Nick Grey wrote:Soheil listen to Brian. His maths are better than mine.
I still think yours, his and my chance of becoming a GM are very slim.
Actually, Nick, I think "very slim" is overly generous for all three of us.
That previous statistic of roughly 1 in 200 FIDE rated players doesn't tell the whole story because we have additional information and we can use something called Bayes Law or Bayes Theorem to use this additional information to get a more accurate estimate of the likelihood of Soheil becoming a GM. We could do the same for you or more but because we are much older our chances won't be higher than Soheil's.
Bayes Law looks like this:
P(B¦A) = P(A¦B) x P(B) / P(A).
P(B¦A) means the probability of B happening given that we know A is true. P(A) means the probability of A happening, etc.
Now, we know from his FIDE profile that Soheil is 31 or 32 years old and has a highest ever rating of 1830, so the probability we want to calculate is P(B¦A) which is the probability of Soheil becoming a grandmaster given that he is 31 or 32 years old and has a highest ever rating of 1830.
So, we need to calculate the following:
P(A¦B), which is the probability of having had a highest ever rating of 1830 at the age of 31 or 32 and then going on to become a grandmaster
P(A) = the probability of having had a highest ever rating of 1830 at the age of 31 or 32
P(B) = the probability of becoming a grandmaster.

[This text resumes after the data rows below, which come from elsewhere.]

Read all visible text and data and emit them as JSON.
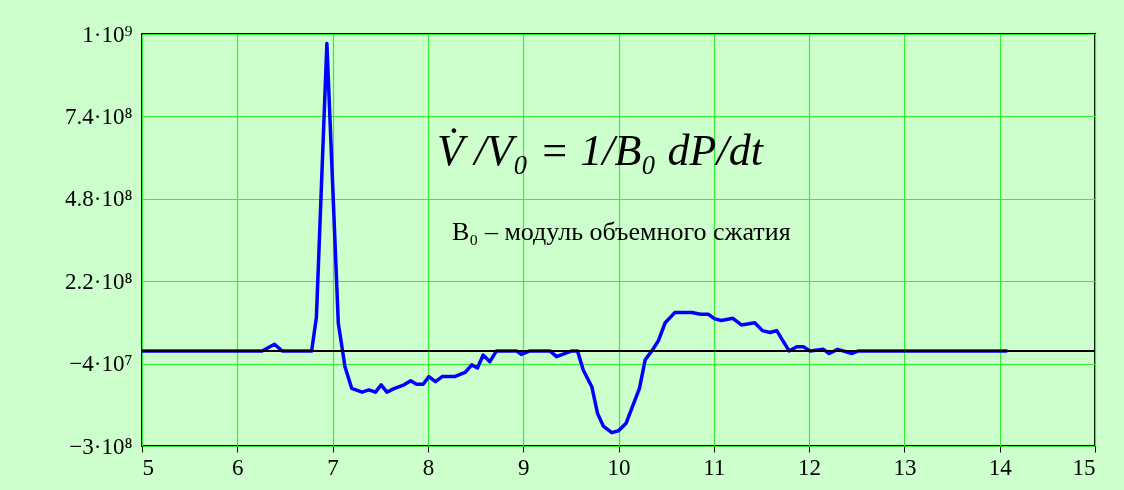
{
  "chart_data": {
    "type": "line",
    "x": [
      5,
      6.26,
      6.39,
      6.47,
      6.78,
      6.83,
      6.94,
      7.06,
      7.13,
      7.2,
      7.31,
      7.38,
      7.45,
      7.51,
      7.57,
      7.65,
      7.75,
      7.82,
      7.88,
      7.95,
      8.01,
      8.08,
      8.15,
      8.28,
      8.39,
      8.46,
      8.52,
      8.58,
      8.65,
      8.72,
      8.93,
      8.98,
      9.07,
      9.28,
      9.35,
      9.51,
      9.57,
      9.63,
      9.72,
      9.78,
      9.84,
      9.93,
      10,
      10.08,
      10.22,
      10.28,
      10.35,
      10.42,
      10.49,
      10.59,
      10.77,
      10.86,
      10.94,
      11.01,
      11.08,
      11.2,
      11.29,
      11.43,
      11.51,
      11.59,
      11.66,
      11.79,
      11.87,
      11.94,
      12.01,
      12.15,
      12.21,
      12.3,
      12.45,
      12.52,
      14.08
    ],
    "series": [
      {
        "color": "#0000ff",
        "values": [
          0,
          0,
          21000000.0,
          0,
          0,
          106000000.0,
          970000000.0,
          87000000.0,
          -50000000.0,
          -118000000.0,
          -130000000.0,
          -123000000.0,
          -130000000.0,
          -107000000.0,
          -130000000.0,
          -118000000.0,
          -107000000.0,
          -94000000.0,
          -105000000.0,
          -105000000.0,
          -81000000.0,
          -97000000.0,
          -81000000.0,
          -81000000.0,
          -68000000.0,
          -44000000.0,
          -54000000.0,
          -13000000.0,
          -34000000.0,
          0,
          0,
          -11000000.0,
          0,
          0,
          -18000000.0,
          0,
          0,
          -60000000.0,
          -113000000.0,
          -197000000.0,
          -237000000.0,
          -258000000.0,
          -252000000.0,
          -228000000.0,
          -118000000.0,
          -28000000.0,
          0,
          33000000.0,
          89000000.0,
          121000000.0,
          121000000.0,
          116000000.0,
          116000000.0,
          101000000.0,
          96000000.0,
          103000000.0,
          82000000.0,
          89000000.0,
          64000000.0,
          58000000.0,
          64000000.0,
          0,
          13000000.0,
          13000000.0,
          0,
          5000000.0,
          -8000000.0,
          5000000.0,
          -8000000.0,
          0,
          0
        ]
      }
    ],
    "xlim": [
      5,
      15
    ],
    "xticks": [
      5,
      6,
      7,
      8,
      9,
      10,
      11,
      12,
      13,
      14,
      15
    ],
    "ylim": [
      -300000000.0,
      1000000000.0
    ],
    "yticks": [
      {
        "value": 1000000000.0,
        "label": "1·10⁹"
      },
      {
        "value": 740000000.0,
        "label": "7.4·10⁸"
      },
      {
        "value": 480000000.0,
        "label": "4.8·10⁸"
      },
      {
        "value": 220000000.0,
        "label": "2.2·10⁸"
      },
      {
        "value": -40000000.0,
        "label": "−4·10⁷"
      },
      {
        "value": -300000000.0,
        "label": "−3·10⁸"
      }
    ],
    "grid": true,
    "marker": "none",
    "line_style": "solid",
    "ref_lines": [
      {
        "axis": "y",
        "value": 0,
        "color": "#000000"
      }
    ],
    "annotations": [
      "V̇ /V₀ = 1/B₀ dP/dt",
      "B₀ – модуль объемного сжатия"
    ]
  }
}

We've previously estimated the chances of becoming a grandmaster as 1/200 which is 0.005
We can estimate the probability of having had a highest ever rating of 1830 at the age of 31 or 32 as being the number of players having had a highest ever rating of 1830 at the age of 31 or 32 divided by the total number of players. If we had all the FIDE rating information in our own database we could get a pretty good figure for this but in the meantime let's estimate about 1/2 or 0.5
So, we have P(A) = 0.5 and P(B) = 0.005 which means that P(B) / P(A) = 0.01 and we've already seen a jump from 1 in 200 to 1 in 100. However now we come to the fly in the ointment. We still have to multiply by P(A¦B) and this is bound to be less than 1.
Does anybody know of a grandmaster who had a highest ever rating of 1830 at the age of 31 or 32? No? Me neither. That gives us an estimate of zero for P(A¦B).
This gives:
P(A¦B) x P(B) / P(A) = 0 x 0.005 / 0.5 = 0
So, there you have it. The statistical likelihood of Soheil (or you, Nick, or me) becoming a grandmaster is zero.
Still, as Robert Browning said "Ah, but a man's reach should exceed his grasp, or what's a heaven for?"